Der US-Präsident Donald Trump hat angekündigt, das Inkrafttreten des geplanten direkten Zolls in Höhe von 50 Prozent auf Waren aus der Europäischen Union (EU) zu verschieben. Wie mitgeteilt wurde, wurde das ursprünglich für den 1. Juni 2025 angekündigte Datum auf den 9. Juli 2025 verlegt.

Trump gab seine offizielle Erklärung über die Plattform Truth Social ab. In seinem Beitrag verwies er auf ein Telefonat mit der EU-Kommissionspräsidentin Ursula von der Leyen und erklärte, dass Von der Leyen ihn um eine zusätzliche Frist für die Anwendung der Zölle gebeten habe. Trump betonte, er habe diesem Wunsch Rechnung getragen und die Entscheidung zur Verschiebung in diesem Sinne getroffen.

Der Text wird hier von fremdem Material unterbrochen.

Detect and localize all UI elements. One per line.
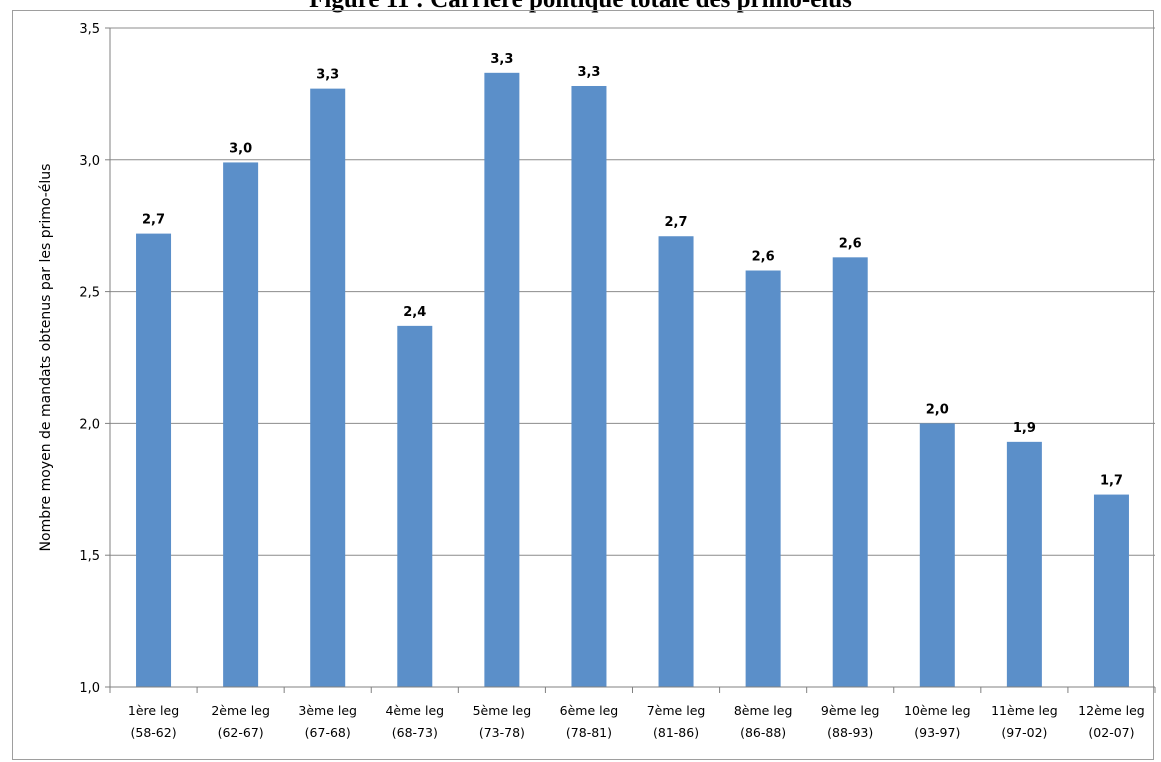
category-label-line1: 3ème leg xyxy=(298,703,357,718)
category-label-line1: 4ème leg xyxy=(385,703,444,718)
y-tick-label: 3,0 xyxy=(79,154,100,169)
data-label: 2,6 xyxy=(839,236,862,251)
data-label: 1,9 xyxy=(1013,421,1036,436)
category-label-line2: (97-02) xyxy=(1001,725,1047,740)
category-label-line1: 10ème leg xyxy=(904,703,971,718)
data-label: 3,3 xyxy=(316,68,339,83)
category-label-line1: 7ème leg xyxy=(647,703,706,718)
bar xyxy=(1006,441,1042,687)
bar xyxy=(745,270,781,687)
y-tick-label: 2,5 xyxy=(79,286,100,301)
gridlines xyxy=(110,27,1155,556)
bar xyxy=(397,325,433,687)
bar xyxy=(310,88,346,688)
y-tick-label: 2,0 xyxy=(79,417,100,432)
data-label: 2,6 xyxy=(752,250,775,265)
category-label-line2: (81-86) xyxy=(653,725,699,740)
category-label-line1: 1ère leg xyxy=(128,703,179,718)
figure-title: Figure 11 : Carrière politique totale de… xyxy=(0,0,1161,14)
category-label-line1: 11ème leg xyxy=(991,703,1058,718)
category-label-line1: 12ème leg xyxy=(1078,703,1145,718)
category-label-line1: 2ème leg xyxy=(211,703,270,718)
bar xyxy=(1093,494,1129,687)
category-label-line2: (62-67) xyxy=(218,725,264,740)
chart-frame xyxy=(12,10,1154,760)
data-label: 2,7 xyxy=(665,215,688,230)
category-label-line1: 9ème leg xyxy=(821,703,880,718)
bar xyxy=(223,162,259,687)
category-label-line1: 5ème leg xyxy=(473,703,532,718)
data-label: 2,0 xyxy=(926,402,949,417)
data-label: 2,4 xyxy=(403,305,426,320)
y-axis-title: Nombre moyen de mandats obtenus par les … xyxy=(38,164,54,552)
category-label-line2: (67-68) xyxy=(305,725,351,740)
category-label-line2: (86-88) xyxy=(740,725,786,740)
category-label-line2: (93-97) xyxy=(914,725,960,740)
axes xyxy=(105,27,1156,693)
category-label-line2: (02-07) xyxy=(1088,725,1134,740)
bar xyxy=(571,85,607,687)
labels: 1,0 1,5 2,0 2,5 3,0 3,5 2,7 1ère leg (58-62) 3,0 2… xyxy=(79,22,1144,740)
data-label: 3,0 xyxy=(229,141,252,156)
category-label-line1: 8ème leg xyxy=(734,703,793,718)
category-label-line2: (88-93) xyxy=(827,725,873,740)
y-tick-label: 3,5 xyxy=(79,22,100,37)
data-label: 1,7 xyxy=(1100,474,1123,489)
category-label-line1: 6ème leg xyxy=(560,703,619,718)
bar xyxy=(484,72,520,687)
bars xyxy=(136,72,1129,688)
y-tick-label: 1,5 xyxy=(79,549,100,564)
bar xyxy=(136,233,172,687)
data-label: 2,7 xyxy=(142,213,165,228)
bar xyxy=(658,236,694,687)
category-label-line2: (78-81) xyxy=(566,725,612,740)
y-tick-label: 1,0 xyxy=(79,681,100,696)
bar xyxy=(832,257,868,687)
bar xyxy=(919,423,955,687)
data-label: 3,3 xyxy=(577,65,600,80)
data-label: 3,3 xyxy=(490,52,513,67)
category-label-line2: (73-78) xyxy=(479,725,525,740)
category-label-line2: (58-62) xyxy=(131,725,177,740)
category-label-line2: (68-73) xyxy=(392,725,438,740)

Darüber hinaus erklärte Trump, dass Von der Leyen während des Gesprächs hoffnungsvolle Signale hinsichtlich bald beginnender Handelsverhandlungen zwischen beiden Seiten gegeben habe, und dankte ihr für ihr Engagement in dieser Angelegenheit.

Auch Von der Leyen betonte in einer Erklärung über ihr Social-Media-Konto, dass sie ein produktives Gespräch mit Trump geführt habe, und teilte ihre Einschätzung: "Die EU und die USA unterhalten die weltweit bedeutendste und engste Handelsbeziehung."

DIE ENTSCHEIDUNG ÜBER ZUSATZZÖLLE UND VORANGEGANGENE ENTWICKLUNGEN

In seiner Erklärung auf Truth Social am 23. Mai hatte Trump argumentiert, dass bei den laufenden Handelsverhandlungen mit der Europäischen Union nicht der gewünschte Fortschritt erzielt worden sei, und geäußert: "Daher schlage ich vor, ab dem 1. Juni einen direkten Zoll von 50 Prozent auf die EU anzuwenden. Sollte das Produkt jedoch in den USA gegründet oder hergestellt worden sein, wird kein Zoll erhoben."

Im Anschluss an diese Entwicklungen äußerte sich auch US-Finanzminister Scott Bessent zu dem Prozess. Minister Bessent erklärte, dass Trump die Angebote aus der EU im Vergleich zu denen anderer großer Handelspartner nicht als von gleicher "Qualität" empfunden habe und man daher hoffe, dass die Entscheidung für die Zölle die Union zum Handeln bewege.

Anfang April hatte Trump Schritte unternommen, die gegenseitige Zölle gegenüber vielen Handelspartnern vorsahen, darunter China, die EU und die ASEAN-Staaten. Nachdem China mit Vergeltungsmaßnahmen auf diesen Schritt reagiert hatte, verschärften sich die Handelsspannungen zwischen beiden Ländern, woraufhin die US-Regierung beschloss, die für die EU und andere Länder vorgesehenen Zölle für einen Zeitraum von 90 Tagen auszusetzen.

Diese den USA von der Europäischen Union gewährte 90-tägige Frist endet mit dem nun neu festgelegten Datum am 9. Juli.